First, it is breathtaking in its scope. For example, the Obama administration has given notice that it will be looking not only at funding disparities within school districts, but between them (see page 1, second footnote; and pages 5 and 11; note also references in its accompanying press release to “zip codes” and “family income,” which are not racial classifications). It will look askance at racial imbalances in gifted and talented programs, AP classes, and the like (pages 3–4, 11–12). Thus, “The selection of schools to offer particular programs and the resources made available for the success of those programs may not disproportionately deny access to students of a particular race or national origin. Also, the policies for recruitment and admission to particular schools or programs, both within and across schools, should not deny students equal access on the basis of their race.” Hear that, Bronx High School of Science? And it will look at “student achievement outcomes, graduation and retention-in-grade rates” (page 9).

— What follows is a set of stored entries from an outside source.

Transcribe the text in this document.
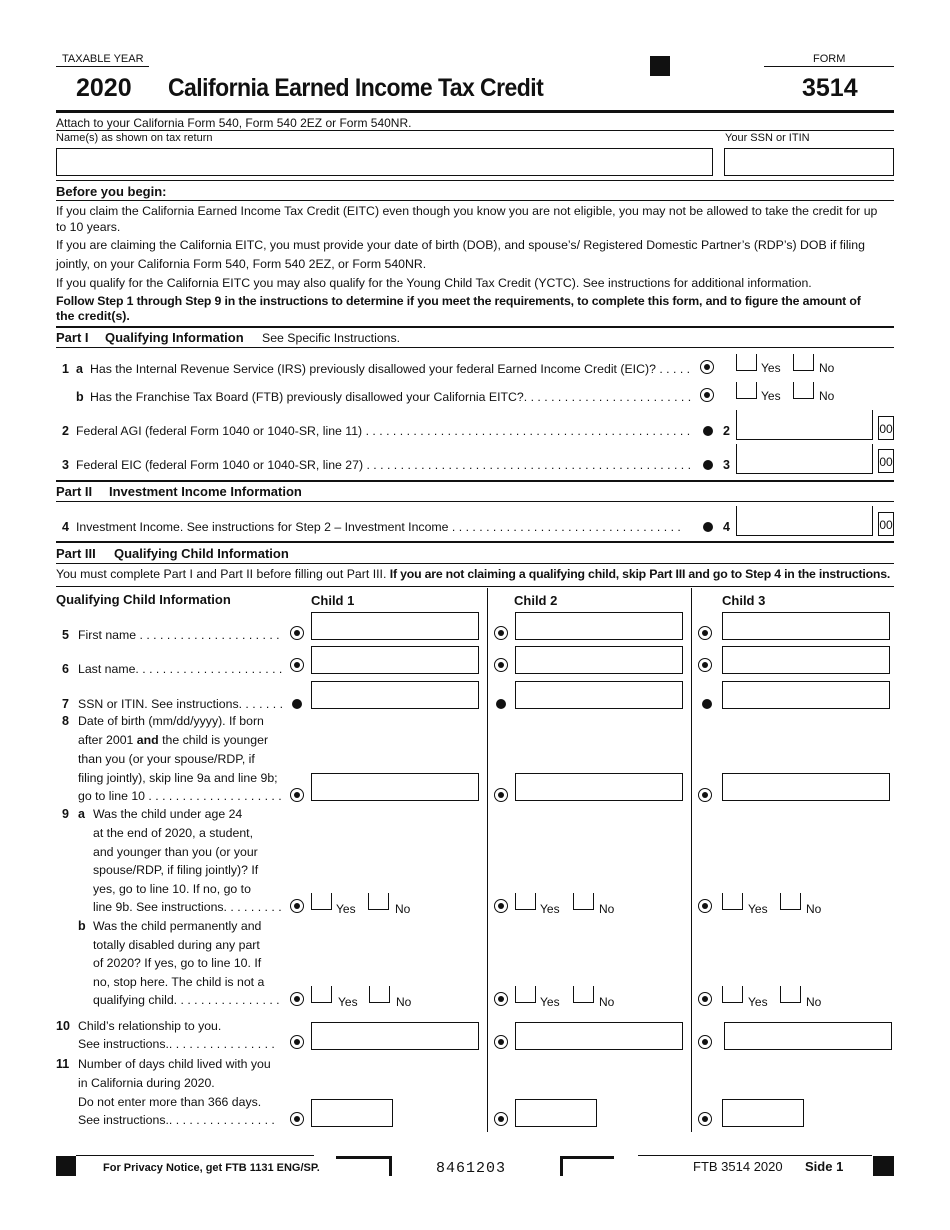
TAXABLE YEAR
2020 California Earned Income Tax Credit
FORM
3514
Attach to your California Form 540, Form 540 2EZ or Form 540NR.
Name(s) as shown on tax return	Your SSN or ITIN
Before you begin:
If you claim the California Earned Income Tax Credit (EITC) even though you know you are not eligible, you may not be allowed to take the credit for up
to 10 years.
If you are claiming the California EITC, you must provide your date of birth (DOB), and spouse’s/ Registered Domestic Partner’s (RDP’s) DOB if filing
jointly, on your California Form 540, Form 540 2EZ, or Form 540NR.
If you qualify for the California EITC you may also qualify for the Young Child Tax Credit (YCTC). See instructions for additional information.
Follow Step 1 through Step 9 in the instructions to determine if you meet the requirements, to complete this form, and to figure the amount of
the credit(s).
Part I Qualifying Information See Specific Instructions.
1 a Has the Internal Revenue Service (IRS) previously disallowed your federal Earned Income Credit (EIC)? . . . . .	Yes	No
b Has the Franchise Tax Board (FTB) previously disallowed your California EITC?. . . . . . . . . . . . . . . . . . . . . . . . .	Yes	No
2 Federal AGI (federal Form 1040 or 1040-SR, line 11) . . . . . . . . . . . . . . . . . . . . . . . . . . . . . . . . . . . . . . . . . . . . . . . .	2	00
3 Federal EIC (federal Form 1040 or 1040-SR, line 27) . . . . . . . . . . . . . . . . . . . . . . . . . . . . . . . . . . . . . . . . . . . . . . . .	3	00
Part II Investment Income Information
4 Investment Income. See instructions for Step 2 – Investment Income . . . . . . . . . . . . . . . . . . . . . . . . . . . . . . . . . .	4	00
Part III Qualifying Child Information
You must complete Part I and Part II before filling out Part III. If you are not claiming a qualifying child, skip Part III and go to Step 4 in the instructions.
Qualifying Child Information	Child 1	Child 2	Child 3
5 First name . . . . . . . . . . . . . . . . . . . . .
6 Last name. . . . . . . . . . . . . . . . . . . . . .
7 SSN or ITIN. See instructions. . . . . . .
8 Date of birth (mm/dd/yyyy). If born
after 2001 and the child is younger
than you (or your spouse/RDP, if
filing jointly), skip line 9a and line 9b;
go to line 10 . . . . . . . . . . . . . . . . . . . .
9 a Was the child under age 24
at the end of 2020, a student,
and younger than you (or your
spouse/RDP, if filing jointly)? If
yes, go to line 10. If no, go to
line 9b. See instructions. . . . . . . . .	Yes	No	Yes	No	Yes	No
b Was the child permanently and
totally disabled during any part
of 2020? If yes, go to line 10. If
no, stop here. The child is not a
qualifying child. . . . . . . . . . . . . . . .	Yes	No	Yes	No	Yes	No
10 Child’s relationship to you.
See instructions.. . . . . . . . . . . . . . . .
11 Number of days child lived with you
in California during 2020.
Do not enter more than 366 days.
See instructions.. . . . . . . . . . . . . . . .
For Privacy Notice, get FTB 1131 ENG/SP.	8461203	FTB 3514 2020 Side 1
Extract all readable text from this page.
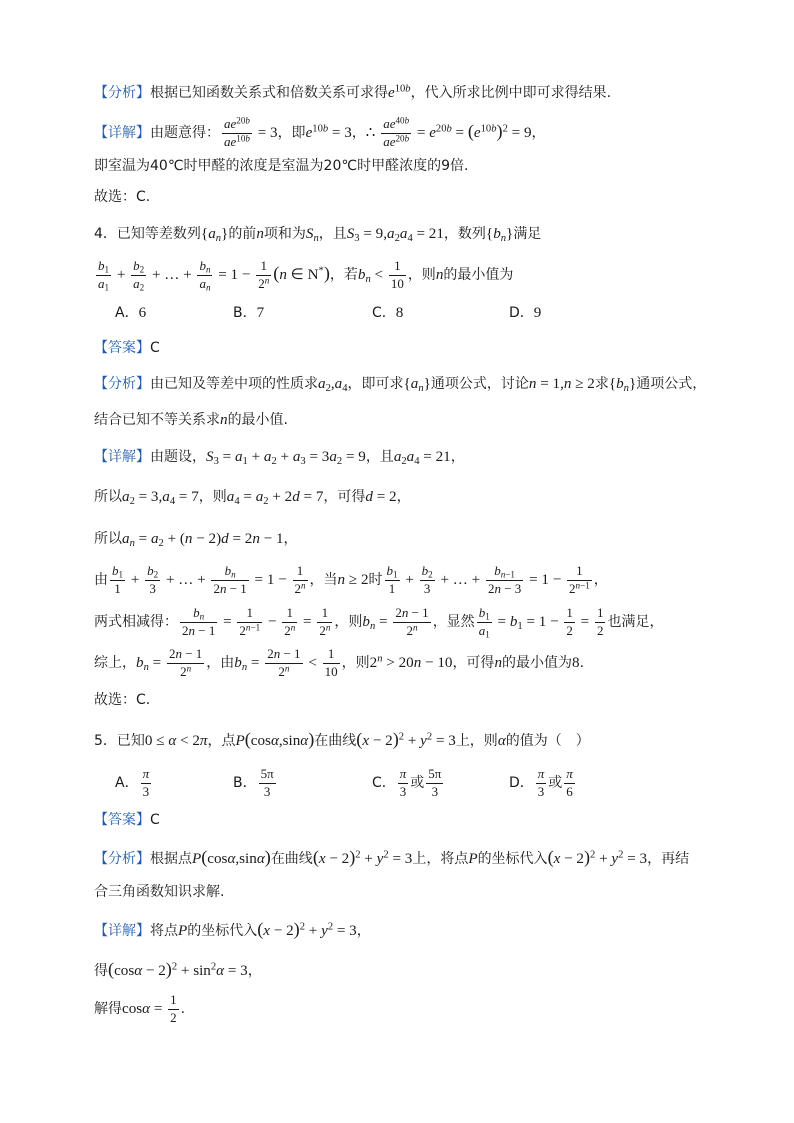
【分析】根据已知函数关系式和倍数关系可求得$e^{10b}$，代入所求比例中即可求得结果.
【详解】由题意得： $\frac{ae^{20b}}{ae^{10b}} = 3$，即$e^{10b} = 3$，∴ $\frac{ae^{40b}}{ae^{20b}} = e^{20b} = (e^{10b})^2 = 9$，
即室温为40℃时甲醛的浓度是室温为20℃时甲醛浓度的9倍.
故选：C.
4．已知等差数列$\{a_n\}$的前n项和为$S_n$，且$S_3 = 9,a_2a_4 = 21$，数列$\{b_n\}$满足
$\frac{b_1}{a_1} + \frac{b_2}{a_2}$ + … + $\frac{b_n}{a_n} = 1 - \frac{1}{2^n} (n$ ∈ N*)，若$b_n < \frac{1}{10}$ ，则n的最小值为
A．6	B．7	C．8	D．9
【答案】C
【分析】由已知及等差中项的性质求$a_2,a_4$，即可求$\{a_n\}$通项公式，讨论n = 1,n ≥ 2求$\{b_n\}$通项公式，
结合已知不等关系求n的最小值.
【详解】由题设，$S_3 = a_1 + a_2 + a_3 = 3a_2 = 9$，且$a_2a_4 = 21$，
所以$a_2 = 3,a_4 = 7$，则$a_4 = a_2 + 2d = 7$，可得d = 2，
所以$a_n = a_2 + (n - 2)d = 2n - 1$，
由 $\frac{b_1}{1} + \frac{b_2}{3}$ + … + $\frac{b_n}{2n - 1} = 1 - \frac{1}{2^n}$ ，当n ≥ 2时 $\frac{b_1}{1} + \frac{b_2}{3}$ + … + $\frac{b_{n-1}}{2n - 3} = 1 - \frac{1}{2^{n-1}}$ ，
两式相减得： $\frac{b_n}{2n - 1} = \frac{1}{2^{n-1}} - \frac{1}{2^n} = \frac{1}{2^n}$ ，则$b_n = \frac{2n - 1}{2^n}$ ，显然 $\frac{b_1}{a_1} = b_1 = 1 - \frac{1}{2} = \frac{1}{2}$ 也满足，
综上，$b_n = \frac{2n - 1}{2^n}$ ，由$b_n = \frac{2n - 1}{2^n} < \frac{1}{10}$ ，则$2^n > 20n - 10$，可得n的最小值为8.
故选：C.
5．已知0 ≤ α < 2π，点P(cosα,sinα)在曲线$(x - 2)^2 + y^2 = 3$上，则α的值为（　）
A． $\frac{\pi}{3}$	B． $\frac{5\pi}{3}$	C． $\frac{\pi}{3}$ 或 $\frac{5\pi}{3}$	D． $\frac{\pi}{3}$ 或 $\frac{\pi}{6}$
【答案】C
【分析】根据点P(cosα,sinα)在曲线$(x - 2)^2 + y^2 = 3$上，将点P的坐标代入$(x - 2)^2 + y^2 = 3$，再结
合三角函数知识求解.
【详解】将点P的坐标代入$(x - 2)^2 + y^2 = 3$，
得$(\cos\alpha - 2)^2 + \sin^2\alpha = 3$，
解得$\cos\alpha = \frac{1}{2}$ .
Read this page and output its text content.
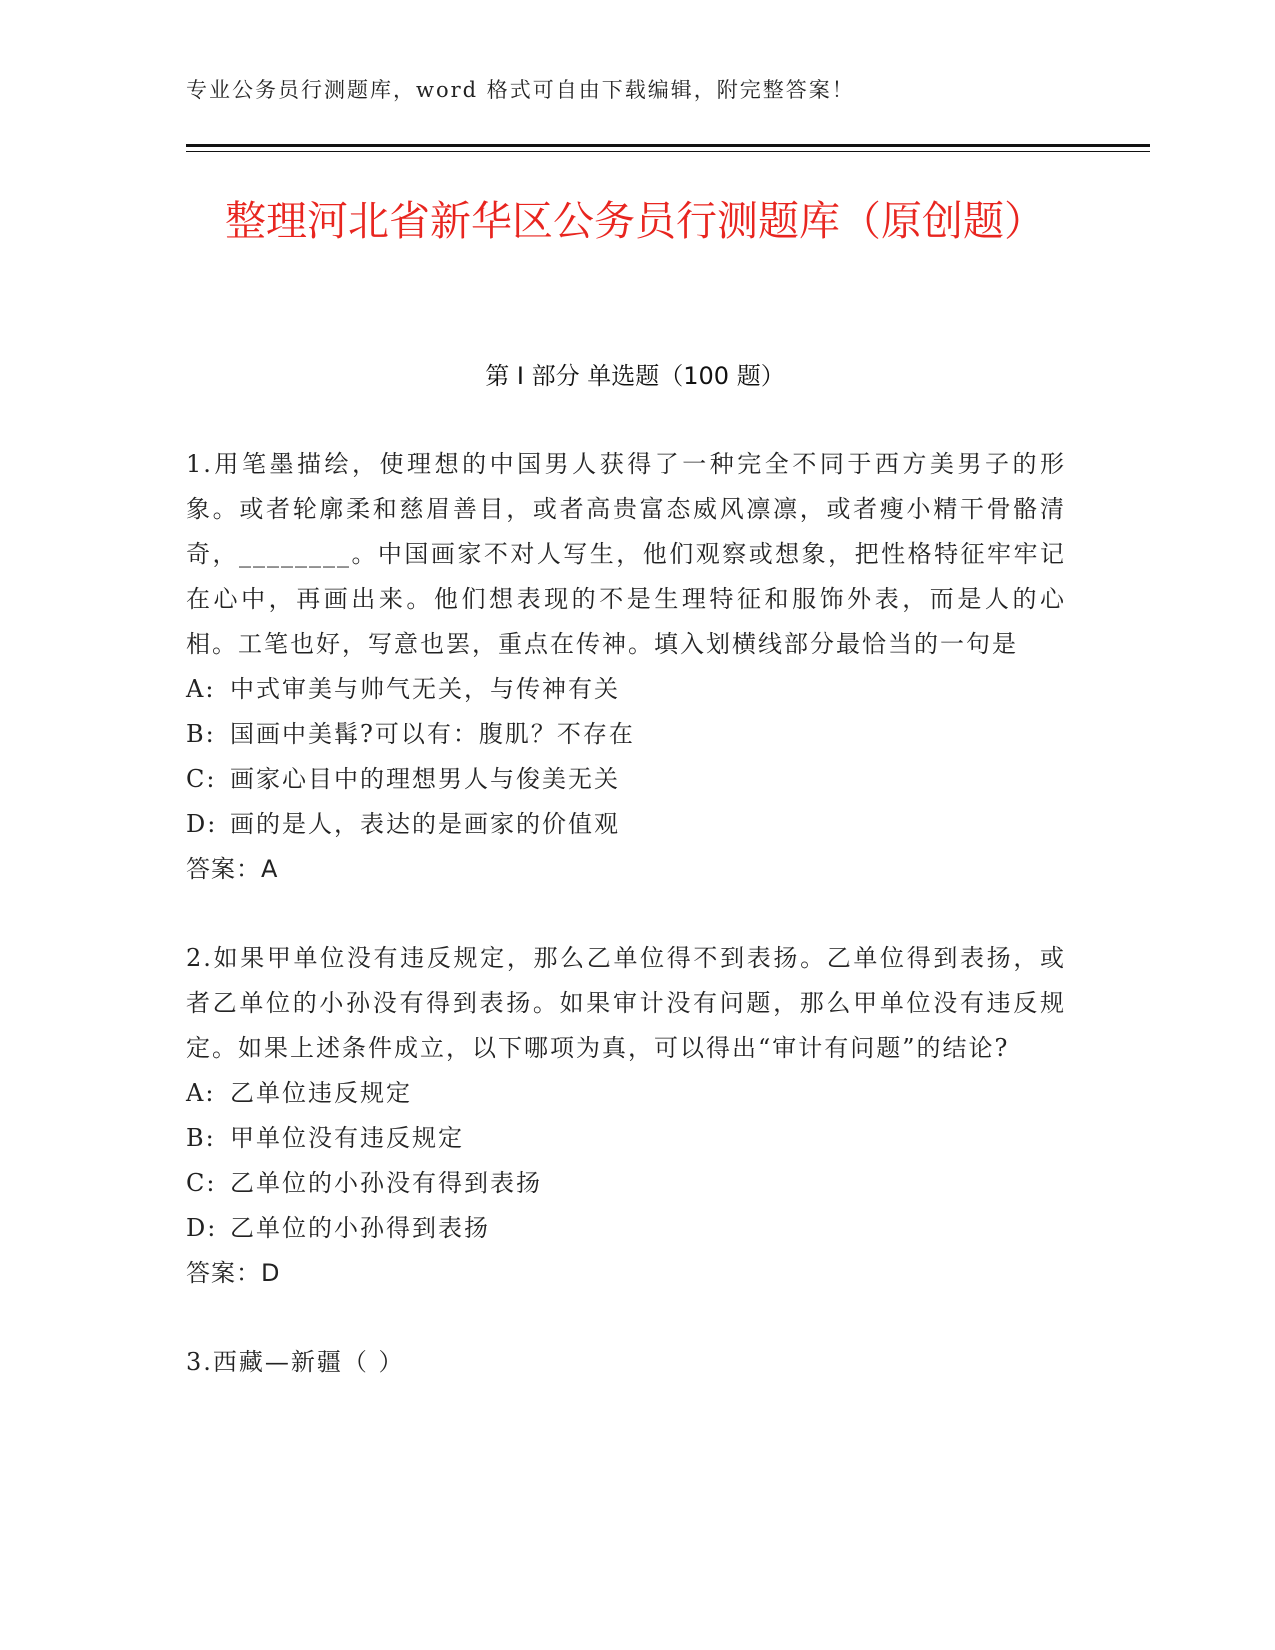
专业公务员行测题库，word 格式可自由下载编辑，附完整答案！
整理河北省新华区公务员行测题库（原创题）
第 I 部分 单选题（100 题）
1.用笔墨描绘，使理想的中国男人获得了一种完全不同于西方美男子的形象。或者轮廓柔和慈眉善目，或者高贵富态威风凛凛，或者瘦小精干骨骼清奇，________。中国画家不对人写生，他们观察或想象，把性格特征牢牢记在心中，再画出来。他们想表现的不是生理特征和服饰外表，而是人的心相。工笔也好，写意也罢，重点在传神。填入划横线部分最恰当的一句是
A: 中式审美与帅气无关，与传神有关
B: 国画中美髯?可以有：腹肌？不存在
C: 画家心目中的理想男人与俊美无关
D: 画的是人，表达的是画家的价值观
答案：A
2.如果甲单位没有违反规定，那么乙单位得不到表扬。乙单位得到表扬，或者乙单位的小孙没有得到表扬。如果审计没有问题，那么甲单位没有违反规定。如果上述条件成立，以下哪项为真，可以得出“审计有问题”的结论?
A: 乙单位违反规定
B: 甲单位没有违反规定
C: 乙单位的小孙没有得到表扬
D: 乙单位的小孙得到表扬
答案：D
3.西藏—新疆（ ）
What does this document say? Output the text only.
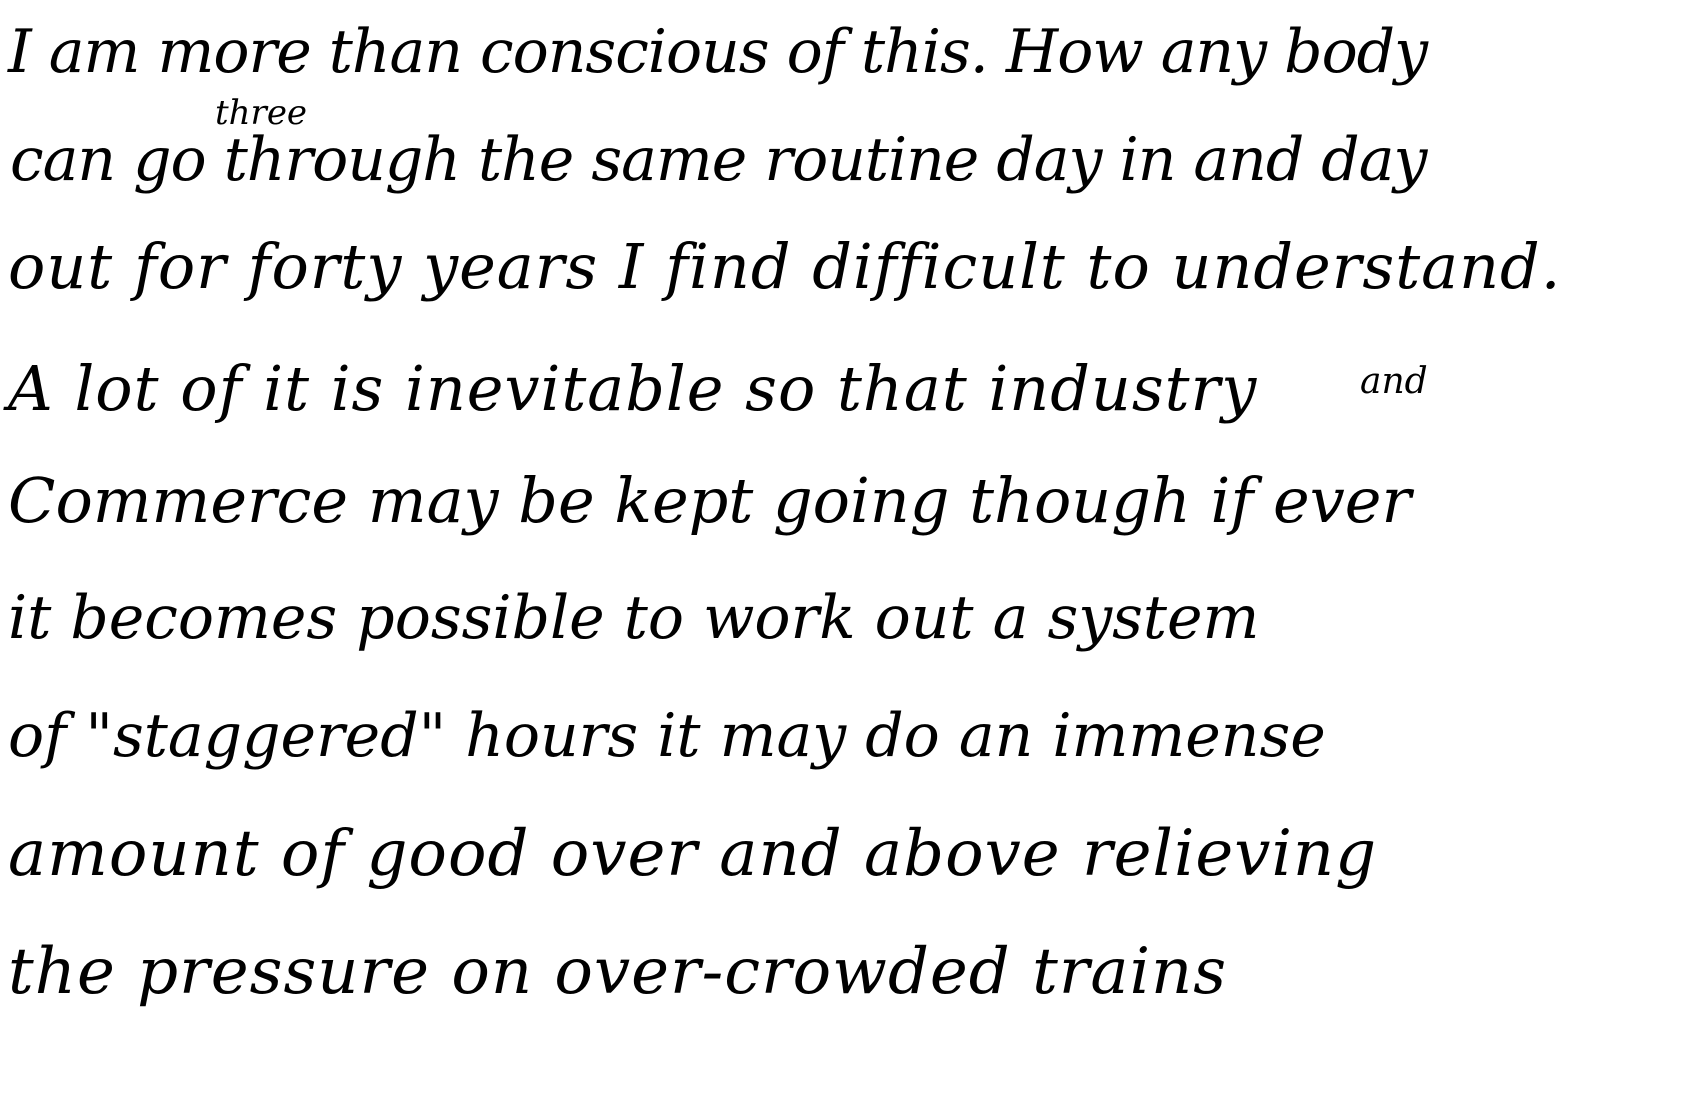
I am more than conscious of this. How any body
three
can go through the same routine day in and day
out for forty years I find difficult to understand.
and
A lot of it is inevitable so that industry
Commerce may be kept going though if ever
it becomes possible to work out a system
of "staggered" hours it may do an immense
amount of good over and above relieving
the pressure on over-crowded trains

As I’ve already noted, the principal problem with the guidance is its aggressive use of the disparate-impact approach. This is a bad approach under any circumstances, but the version of it embraced by the guidance is particularly pernicious — and legally dubious. The burden of proving a disparate-impact charge here should at all times rest on the government; the school district should never have more than the burden of producing evidence; but the letter indicates to the contrary. Also, the correct formulation of what the produced evidence has to show is “whether a challenged practice serves, in a significant way, the legitimate educational goals of the school”; the DoEd formulation is the more stringent “necessary to meet an important educational goal.” The guidance is also misleading when it asserts the Supreme Court has said nothing to undermine the disparate-impact approach under this statute; it has, beginning with the very opinion the guidance cites (footnote 33).
By the way, it appears that Senator Lamar Alexander (R., Tenn.), the ranking member on the Senate’s education committee, doesn’t think much of DOE’s guidance either: He’s called on the Obama administration to rescind it.
The Center for Equal Opportunity certainly will do so.